Paragraphs 14 to 23 of Lord Lloyd-Jones’ judgment addressed the proper approach to take when considering the existence of a duty of care. He highlighted how Caparo has been widely misunderstood and misused. It is not a universal ‘go to’ test for the existence of a duty of care. Rather, the proper approach remains an incremental one. Courts must first ask whether this situation falls within an already established category whereby a duty of care has been held to exist, considering the concept, not just the factual scenario. If not, ask if the situation is so close as to enable an analogy to be drawn. Only if the answer to either or both of those questions is no should the court fall to consider the three-stage test given in Caparo.

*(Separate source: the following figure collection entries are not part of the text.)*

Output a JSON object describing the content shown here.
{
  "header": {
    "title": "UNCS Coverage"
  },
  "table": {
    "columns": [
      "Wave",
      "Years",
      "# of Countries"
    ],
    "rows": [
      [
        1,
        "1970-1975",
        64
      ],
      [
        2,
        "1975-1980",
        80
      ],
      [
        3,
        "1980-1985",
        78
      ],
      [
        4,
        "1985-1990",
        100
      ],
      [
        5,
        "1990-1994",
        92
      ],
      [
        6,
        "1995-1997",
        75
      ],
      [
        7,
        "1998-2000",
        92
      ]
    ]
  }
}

It was further held that this established duty of care “is owed by the hospital trust and it is not appropriate to distinguish, in this regard, between medical and non-medical staff” (at [17]). Where the Court did consider that distinction relevant, however, was in determining whether there had been a negligent breach of duty. It is this that then forms part of the protection against any “floodgates” arguments. At [22] the Court made it clear that courts should have no tolerance for unfounded “floodgates” arguments, holding,

There is no reason to suppose that the factual context of an A & E department is likely to give rise to any unusual evidential difficulties. The burden of proof of the provision of misleading information will be on the claimant. Hospital staff will be able to give evidence as to their usual practice. So far as substantive liability is concerned, the requirements of negligence and causation will remain effective control factors. It is undoubtedly the fact that Hospital A & E departments operate in very difficult circumstances and under colossal pressure. This is a consideration which may well prove highly influential in many cases when assessing whether there has been a negligent breach of duty.”

Analysis

There isn’t much in here for defendants, except for the recognition that the circumstances and pressure under which A&E departments operate will be a major factor in considering breach. Further, non-medical staff will only be held to the standard of “an averagely competent and well-informed person” performing that function (at [25]).

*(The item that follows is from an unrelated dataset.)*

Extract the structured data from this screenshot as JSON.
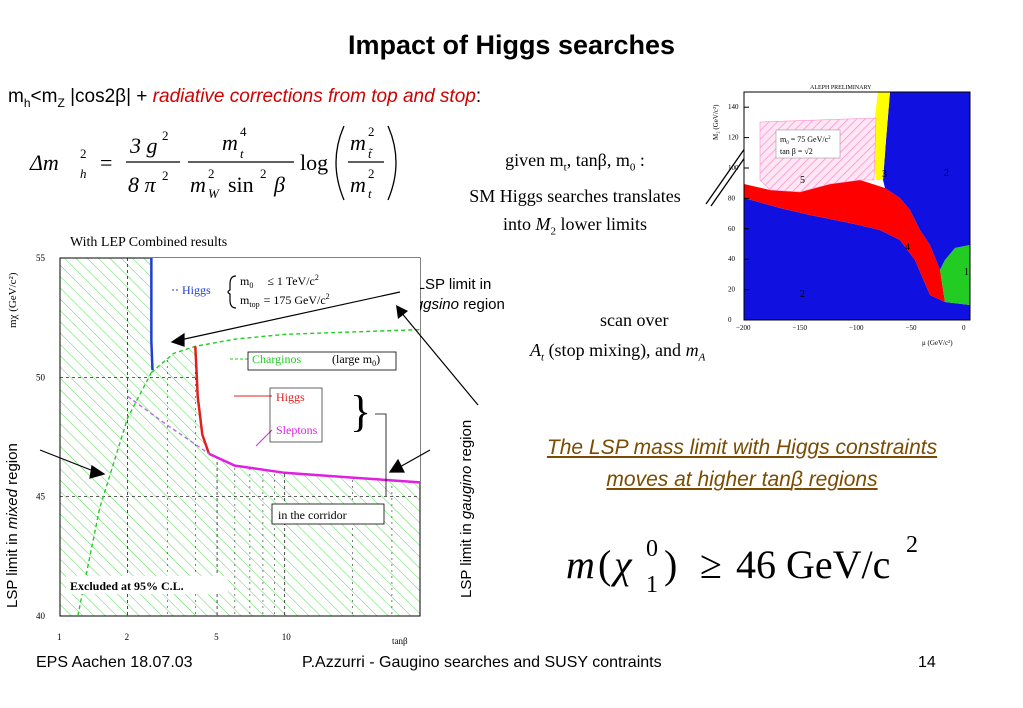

The Court’s approach to Caparo and duties of care is worth noting. It is clear now that established duties are to be viewed conceptually, not simply on their particular factual scenarios. The Court acknowledged that there was no case recognising a duty of care involving a non-medical member of staff, yet nonetheless this was not a new category of duty.

Contributory negligence was not dealt with in the judgment and it may be that submissions were not made on the point. However, whilst duty and breach were established on these facts, it may be open to defendants to argue on similar facts that the claimant was contributorily negligent in walking out of A&E when he did. No doubt this is an argument that will be run before long.